Title: Natural Language Processing

Required reading: (17 pages)
Chapter 1 {PDF} of Speech and Language Processing (by Daniel Jurafsky and James H. Martin), 2000. Prentice Hall, Upper Saddle River, NJ.

Optional additional reading: (32 pages)
Chapter 1 {PDF} of Foundations of Statistical Natural Language Processing (by Christopher D. Manning and Hinrich Schütze), 1999. MIT Press, Cambridge, MA. © 1999, Massachusetts Institute of Technology.

Optional free book on the web:
The book Survey of the State of the Art in Human Language Technology that reviewed the whole field of Natural Language Processing in 1996 (editors Ron Cole, Joseph Mariani, Hans Uszkoreit, Annie Zaenen, and Victor Zue) can be found at http://cslu.cse.ogi.edu/HLTsurvey/.

The Questions (Think about them, you are not required to hand in any essay for this lecture.

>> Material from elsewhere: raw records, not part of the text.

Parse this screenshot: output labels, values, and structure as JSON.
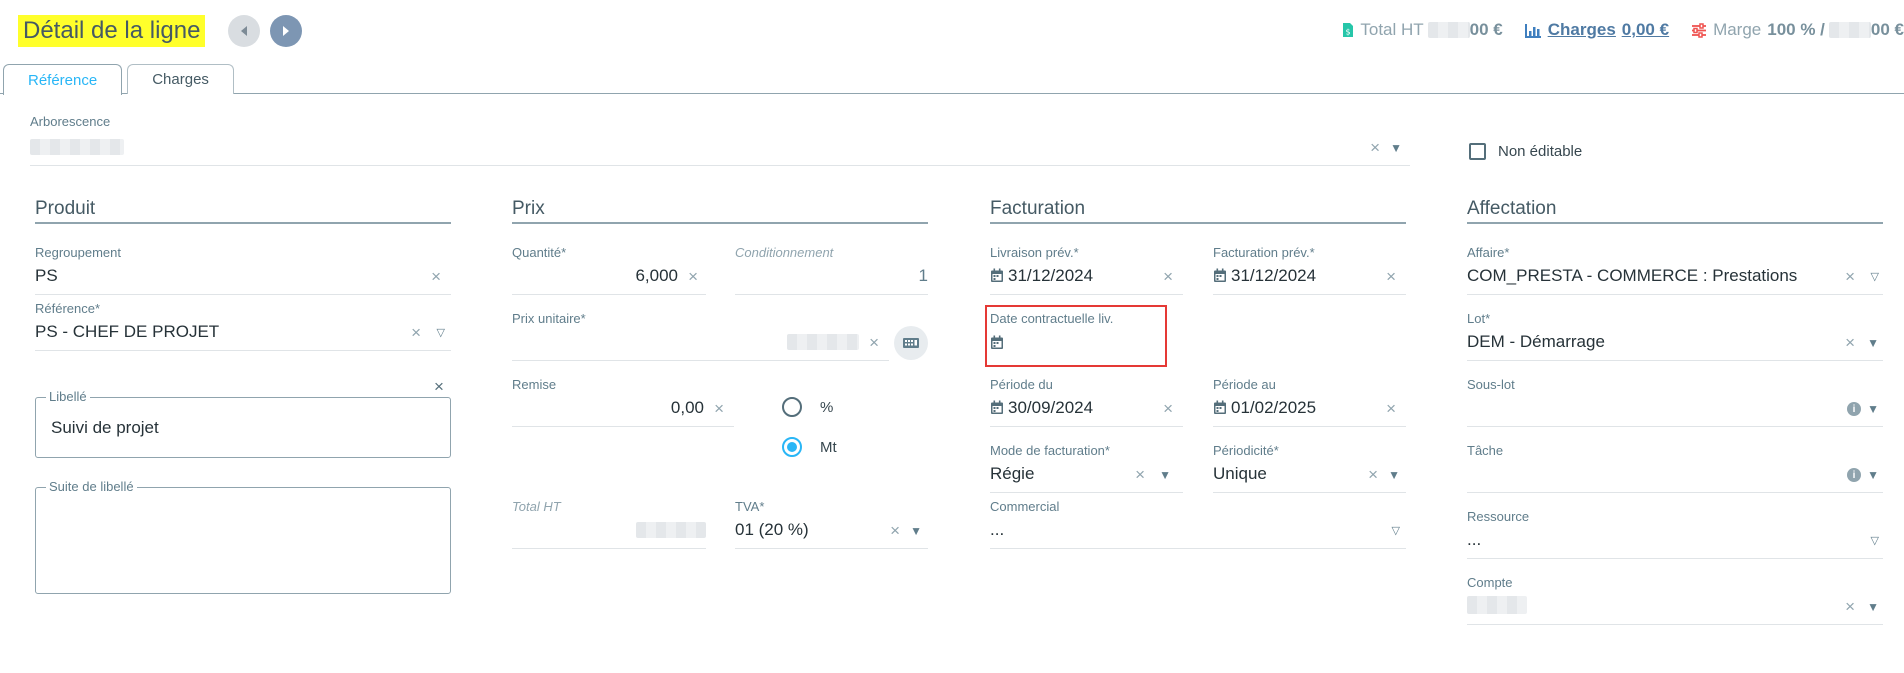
{
  "header": {
    "title": "Détail de la ligne",
    "total_ht_label": "Total HT",
    "total_ht_suffix": "00 €",
    "charges_label": "Charges",
    "charges_value": "0,00 €",
    "marge_label": "Marge",
    "marge_value": "100 % /",
    "marge_suffix": "00 €"
  },
  "tabs": [
    {
      "label": "Référence",
      "active": true
    },
    {
      "label": "Charges",
      "active": false
    }
  ],
  "arborescence": {
    "label": "Arborescence"
  },
  "non_editable": {
    "label": "Non éditable",
    "checked": false
  },
  "sections": {
    "produit": "Produit",
    "prix": "Prix",
    "facturation": "Facturation",
    "affectation": "Affectation"
  },
  "produit": {
    "regroupement": {
      "label": "Regroupement",
      "value": "PS"
    },
    "reference": {
      "label": "Référence*",
      "value": "PS - CHEF DE PROJET"
    },
    "libelle": {
      "label": "Libellé",
      "value": "Suivi de projet"
    },
    "suite_libelle": {
      "label": "Suite de libellé",
      "value": ""
    }
  },
  "prix": {
    "quantite": {
      "label": "Quantité*",
      "value": "6,000"
    },
    "conditionnement": {
      "label": "Conditionnement",
      "value": "1"
    },
    "prix_unitaire": {
      "label": "Prix unitaire*"
    },
    "remise": {
      "label": "Remise",
      "value": "0,00"
    },
    "remise_mode": {
      "options": [
        "%",
        "Mt"
      ],
      "selected": "Mt"
    },
    "total_ht": {
      "label": "Total HT"
    },
    "tva": {
      "label": "TVA*",
      "value": "01 (20 %)"
    }
  },
  "facturation": {
    "livraison_prev": {
      "label": "Livraison prév.*",
      "value": "31/12/2024"
    },
    "facturation_prev": {
      "label": "Facturation prév.*",
      "value": "31/12/2024"
    },
    "date_contractuelle": {
      "label": "Date contractuelle liv.",
      "value": ""
    },
    "periode_du": {
      "label": "Période du",
      "value": "30/09/2024"
    },
    "periode_au": {
      "label": "Période au",
      "value": "01/02/2025"
    },
    "mode_facturation": {
      "label": "Mode de facturation*",
      "value": "Régie"
    },
    "periodicite": {
      "label": "Périodicité*",
      "value": "Unique"
    },
    "commercial": {
      "label": "Commercial",
      "value": "..."
    }
  },
  "affectation": {
    "affaire": {
      "label": "Affaire*",
      "value": "COM_PRESTA - COMMERCE : Prestations"
    },
    "lot": {
      "label": "Lot*",
      "value": "DEM - Démarrage"
    },
    "sous_lot": {
      "label": "Sous-lot",
      "value": ""
    },
    "tache": {
      "label": "Tâche",
      "value": ""
    },
    "ressource": {
      "label": "Ressource",
      "value": "..."
    },
    "compte": {
      "label": "Compte"
    }
  },
  "icons": {
    "clear": "×",
    "caret_solid": "▼",
    "caret_hollow": "▽",
    "info": "i"
  },
  "colors": {
    "title_highlight": "#ffff2b",
    "accent": "#29b6f6",
    "total_icon": "#26c6a9",
    "charges_icon": "#3f7fbf",
    "marge_icon": "#ef5350",
    "annotation_box": "#e53935"
  }
}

Since this one does not count, our course will have only 11 HWs total. Keep in mind you need 12 to pass!)

1. Natural Language Processing is both a theoretical field (in that it relates to theories of language and thought as studied in Linguistics, Psychology, Neuroscience, and Philosophy) and a practical field (in that its applications include speech recognition, language translation, text summarization, and web search). Sometimes, the requirements of theory and practise diverge. Which do you think is more important? That is, which aspects should be focused on in teaching and in research? Why?

2. Choose one application of NLP that you think could have a major social impact and explain (a) why, (b) what is the reason the impact has not yet been achieved, (c) what are the minimum conditions required for the impact to be achieved and (d) what are the main impediments to reaching these conditions.

3. Design a system that uses the Web as its information source to answer questions of the following type: "what is the difference between capitalism and communism?" and "has the United Nations achieved anything?". Be as specific as you can in describing how the system would collect, select, and categorize relevant information. Extra points for an implemented system!

4. "You can know a word by the company it keeps". Related words cluster together: if you listen to the news or read a newspaper, one news item or article will have a high frequency of some words that never appear anywhere else, and the next item or article will feature other words. Zipf's Law states that when you list all words in order of frequency of average occurrence, then the rank of a word is inversely directly proportional to its frequency. That is, F = k.R for some constant k. This has immediate and obvious uses: you can for example create a system to categorize input texts into topics, simply by looking at unusual word frequencies in the texts. Can you think of other uses of Zipf's Law in NLP? Describe them, motivate their importance, and design a system to perform the task(s).